Tuesday 28 October 2014

aRrrrrrrrgghhh!

A recent excursion into "R" has left me raging, embarrassed and tired.

Many people I respect and like use R in their work and like the way it works. It is backed up by "R Studio" as well as help files and a large, user community. After an enormous amount of frustration caused by Pandas for Python I thought I might try R instead. Let's start with the good points. R Studio is a great way to use R. It is for R what "Spyder" would like (but fails) to be for Python. It is considerably more stable and smooth than Spyder and looks good too. R Studio provides some pretty useful tricks for coding, such as running only the marked text in a script file or running step by step, line by line.
R itself comes with many packages and tools, especially for statistics. This is the main focus of R: statistics for ecologists and biologists. This explains and is explained by the strong connexion with these research communities. Plotting (at least with the standard "plot" function and not the hideous "ggplot") is simple and elegant, much easier than "matplotlib" in Python.

The bad points. If you are new to scripting then R is probably fine, you will learn its "psychology" and work with it. If you have learnt any other language first then R will feel unreasonably and pointlessly quirky and counter-intuitive. Indexing is confusing, lists have names for their elements, which might set them apart from vectors, except that so do vectors. Many hours have been spent by many people developing the packages for R, which provides all that functionality, but why R? It doesn't provide any data structure that is superior to other scripting languages. It's not as if "factors" provide a quick and easy mechanism for sub-setting and analysis, certainly no easier than in other languages. The help files are many and mostly useless for the newbie. They read and look like poorly written, first draft man pages.

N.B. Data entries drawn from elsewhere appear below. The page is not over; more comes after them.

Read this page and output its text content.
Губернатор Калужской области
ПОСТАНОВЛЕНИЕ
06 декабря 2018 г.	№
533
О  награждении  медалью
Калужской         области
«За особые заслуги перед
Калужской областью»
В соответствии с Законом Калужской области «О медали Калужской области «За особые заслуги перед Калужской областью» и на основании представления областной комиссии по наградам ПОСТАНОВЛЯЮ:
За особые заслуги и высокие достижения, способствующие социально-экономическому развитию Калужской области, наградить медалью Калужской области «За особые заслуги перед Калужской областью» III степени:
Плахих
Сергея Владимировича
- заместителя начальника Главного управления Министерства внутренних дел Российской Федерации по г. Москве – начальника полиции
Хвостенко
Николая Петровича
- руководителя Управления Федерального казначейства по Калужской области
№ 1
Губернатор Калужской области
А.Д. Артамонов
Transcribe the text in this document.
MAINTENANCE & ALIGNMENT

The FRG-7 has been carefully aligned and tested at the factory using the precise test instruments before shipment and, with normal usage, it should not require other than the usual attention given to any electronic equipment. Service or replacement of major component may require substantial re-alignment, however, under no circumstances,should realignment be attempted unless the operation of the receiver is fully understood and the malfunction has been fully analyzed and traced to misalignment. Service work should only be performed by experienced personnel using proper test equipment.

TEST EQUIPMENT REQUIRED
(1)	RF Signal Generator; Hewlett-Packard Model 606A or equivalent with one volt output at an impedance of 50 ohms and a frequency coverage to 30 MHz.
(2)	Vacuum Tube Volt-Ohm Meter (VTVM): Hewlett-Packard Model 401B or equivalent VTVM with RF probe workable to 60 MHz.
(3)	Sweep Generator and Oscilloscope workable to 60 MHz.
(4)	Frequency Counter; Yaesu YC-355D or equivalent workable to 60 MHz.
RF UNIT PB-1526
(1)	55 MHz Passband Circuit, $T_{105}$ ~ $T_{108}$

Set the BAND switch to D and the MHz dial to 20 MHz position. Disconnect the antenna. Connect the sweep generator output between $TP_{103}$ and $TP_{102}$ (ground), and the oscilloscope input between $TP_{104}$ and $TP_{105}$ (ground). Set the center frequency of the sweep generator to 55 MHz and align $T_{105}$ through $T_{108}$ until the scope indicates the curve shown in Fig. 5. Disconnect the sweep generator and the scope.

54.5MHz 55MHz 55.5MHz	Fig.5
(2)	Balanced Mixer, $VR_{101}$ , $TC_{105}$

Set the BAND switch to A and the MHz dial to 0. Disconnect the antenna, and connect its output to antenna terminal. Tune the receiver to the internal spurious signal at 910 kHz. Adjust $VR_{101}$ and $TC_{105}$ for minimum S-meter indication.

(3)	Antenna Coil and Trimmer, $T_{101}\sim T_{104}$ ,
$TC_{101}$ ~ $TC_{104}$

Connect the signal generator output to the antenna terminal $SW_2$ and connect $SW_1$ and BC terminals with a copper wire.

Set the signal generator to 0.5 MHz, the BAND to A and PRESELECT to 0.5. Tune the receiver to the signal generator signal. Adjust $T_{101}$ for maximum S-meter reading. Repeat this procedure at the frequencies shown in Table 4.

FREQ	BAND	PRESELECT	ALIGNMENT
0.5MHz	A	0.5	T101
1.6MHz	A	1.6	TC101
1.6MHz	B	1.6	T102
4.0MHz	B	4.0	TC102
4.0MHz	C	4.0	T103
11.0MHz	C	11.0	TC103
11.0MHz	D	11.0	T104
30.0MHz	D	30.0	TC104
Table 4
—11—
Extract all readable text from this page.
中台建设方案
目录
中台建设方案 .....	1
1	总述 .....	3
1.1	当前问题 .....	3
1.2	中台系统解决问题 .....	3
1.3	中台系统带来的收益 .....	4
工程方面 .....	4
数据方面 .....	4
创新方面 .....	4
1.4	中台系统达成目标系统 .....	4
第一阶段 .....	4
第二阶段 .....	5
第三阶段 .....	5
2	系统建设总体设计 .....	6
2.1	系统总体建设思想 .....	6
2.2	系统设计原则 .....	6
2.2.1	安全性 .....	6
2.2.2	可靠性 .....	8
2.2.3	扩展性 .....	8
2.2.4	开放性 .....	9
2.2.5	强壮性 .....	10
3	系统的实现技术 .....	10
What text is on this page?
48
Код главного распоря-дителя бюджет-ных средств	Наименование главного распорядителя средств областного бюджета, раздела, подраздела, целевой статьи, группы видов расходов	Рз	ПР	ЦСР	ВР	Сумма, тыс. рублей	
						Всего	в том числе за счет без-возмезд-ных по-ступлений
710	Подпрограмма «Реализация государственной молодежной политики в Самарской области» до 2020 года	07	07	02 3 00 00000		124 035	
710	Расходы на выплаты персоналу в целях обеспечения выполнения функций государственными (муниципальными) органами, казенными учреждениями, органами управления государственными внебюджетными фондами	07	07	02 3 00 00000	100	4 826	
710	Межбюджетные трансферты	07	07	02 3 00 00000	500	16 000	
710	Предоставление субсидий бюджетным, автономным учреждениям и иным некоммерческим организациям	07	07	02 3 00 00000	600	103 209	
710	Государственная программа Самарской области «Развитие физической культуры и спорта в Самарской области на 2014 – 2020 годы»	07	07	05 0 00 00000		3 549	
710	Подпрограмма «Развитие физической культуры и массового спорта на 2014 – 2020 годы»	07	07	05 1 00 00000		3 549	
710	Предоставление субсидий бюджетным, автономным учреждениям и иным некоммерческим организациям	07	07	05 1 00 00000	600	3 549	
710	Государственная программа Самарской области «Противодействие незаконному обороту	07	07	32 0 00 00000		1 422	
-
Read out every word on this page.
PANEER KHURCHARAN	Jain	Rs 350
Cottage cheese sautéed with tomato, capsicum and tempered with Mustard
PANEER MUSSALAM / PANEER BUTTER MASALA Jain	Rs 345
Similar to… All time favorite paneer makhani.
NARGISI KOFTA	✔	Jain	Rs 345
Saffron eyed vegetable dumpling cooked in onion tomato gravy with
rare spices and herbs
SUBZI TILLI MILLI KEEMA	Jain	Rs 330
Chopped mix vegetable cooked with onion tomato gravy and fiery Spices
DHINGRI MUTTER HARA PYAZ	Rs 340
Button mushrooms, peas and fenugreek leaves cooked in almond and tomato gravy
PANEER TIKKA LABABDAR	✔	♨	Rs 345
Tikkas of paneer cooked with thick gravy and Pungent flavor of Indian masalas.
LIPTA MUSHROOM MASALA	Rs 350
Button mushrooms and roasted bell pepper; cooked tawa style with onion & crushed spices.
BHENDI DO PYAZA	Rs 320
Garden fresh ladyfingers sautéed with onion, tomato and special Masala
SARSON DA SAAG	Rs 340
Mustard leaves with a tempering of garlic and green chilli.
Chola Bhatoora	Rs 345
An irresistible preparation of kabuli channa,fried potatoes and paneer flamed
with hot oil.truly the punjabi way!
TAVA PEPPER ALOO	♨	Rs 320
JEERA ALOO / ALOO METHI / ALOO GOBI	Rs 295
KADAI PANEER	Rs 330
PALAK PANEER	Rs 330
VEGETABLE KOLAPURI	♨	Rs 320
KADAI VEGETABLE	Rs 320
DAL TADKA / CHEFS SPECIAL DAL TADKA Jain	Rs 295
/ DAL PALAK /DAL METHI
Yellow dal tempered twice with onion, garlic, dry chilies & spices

I suppose my biggest complaint about R is "what's the point?" All that time and effort could have been put into another language and the statistics would work just as well. As I have stated, R provides no intrinsic advantage for statistical calculations, it is simply that engaged enthusiasts have written the libraries in R. Learning another language is fine but in this case, the language sits at some uncomfortable angle to most others and provides no clear advantage, making learning frustrating but without any real incentive. I suppose I shall just have to learn to accept Pandas and its idiotic time stamp behaviour and Python's general love of bloating with evermore object types for no good reason whatsoever.

Or just stop bitching about this sort of thing.